Selfishly serving others

Nature has many valuable lessons for us to learn. The natural world has stood the test of time, despite what we humans throw at it, it continues to persevere. Natural systems have seen the passing of countless generations before us. So, like curling up on the lap of a beloved grandparent and soaking in all the lessons of experience, we can and should look to Creation to teach us.

Mankind is essentially self serving. This we all know. There are few people in this world who honestly sacrifice everything for the gain of others. For the most part, every person we meet seeks that which is in their own best interest. For different people it may be different things… to be fulfilled, to have your needs met, your desires met. For different people it is different things but in all of us is a fundamental desire to serve our own self interest.

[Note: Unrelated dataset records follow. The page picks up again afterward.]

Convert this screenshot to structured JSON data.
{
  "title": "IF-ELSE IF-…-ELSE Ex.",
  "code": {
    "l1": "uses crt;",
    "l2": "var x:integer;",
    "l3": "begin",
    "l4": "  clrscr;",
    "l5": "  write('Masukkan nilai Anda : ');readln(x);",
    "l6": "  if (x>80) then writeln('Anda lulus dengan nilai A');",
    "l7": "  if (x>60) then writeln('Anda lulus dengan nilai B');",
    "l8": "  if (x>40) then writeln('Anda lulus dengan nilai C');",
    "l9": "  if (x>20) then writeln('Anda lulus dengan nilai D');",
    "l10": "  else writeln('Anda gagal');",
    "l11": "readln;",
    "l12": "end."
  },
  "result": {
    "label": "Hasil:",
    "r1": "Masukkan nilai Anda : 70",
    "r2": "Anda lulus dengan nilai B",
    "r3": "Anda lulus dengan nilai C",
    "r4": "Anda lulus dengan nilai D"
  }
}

But what about the natural world? Is nature self serving?

Yes. It is.

But not in our human understanding of self serving.

So what is the lesson from this?

If we consider mankind’s version of self serving, it is a selfish desire to have more than what we need. To hoard. To have abundance.

If we consider nature’s version of self serving, it is a desire to grow. To multiply. To have abundance… of a different kind. A plant’s idea of self serving is that it takes what it needs. There is competition in the natural world to ensure survival. But only what is truly needed to survive. Not the human concept of “living comfortably”.  

Each plant takes only what it needs. Chances are though, that in doing so, some other plant/insect/bird etc is benefiting from this too. A plant takes, and gives back as a by-product. Its essential function is to serve itself, to ensure its own survival. It takes only what it needs. Yet this self serving ensures provision for others too.

As humans, do our self serving attitudes and actions give back?

We often confuse the terms ‘need’ and ‘want’.

When nature takes only what it needs, it truly needs it to ensure its survival. When humans consider something they need, most often we want it. We want to have more than we need.

So we can learn from nature that we can be self serving. But self serving in the right way. Considering what we only truly need, not out of pure desire. But through our gaining something we needed, we automatically give back.

But also the understanding of ‘abundance’. We have come to understand abundance as having more than we need, having excess, copious quantity”. 

Abundance is an abstract concept though. It means different things for different people.

We live nowadays with a scarcity mindset. We feel we need to hoard everything for just in case. We will never have enough if we continue to collect, store and hoard. At what point is it enough? The millionaire who keeps striving to make more money, or having that fancy car/phone but wanting the next model up that has the next feature, having a bigger house or having a house, having a fridge full of choice or the child who wants to go to bed not hungry? Where do we draw the line? The problem is, is that we have taken all of these things into our own control and the concept of abundance is limitless.

The natural world was designed to give us everything we needed. Is that not abundance? If you need it, it is there. But you can’t hoard it.

So we actually do live in abundance. We have everything we need. And we are still serving ourselves. Not our desires, but our needs.

And in doing so, serving those around us too. Enabling them to have their needs met too.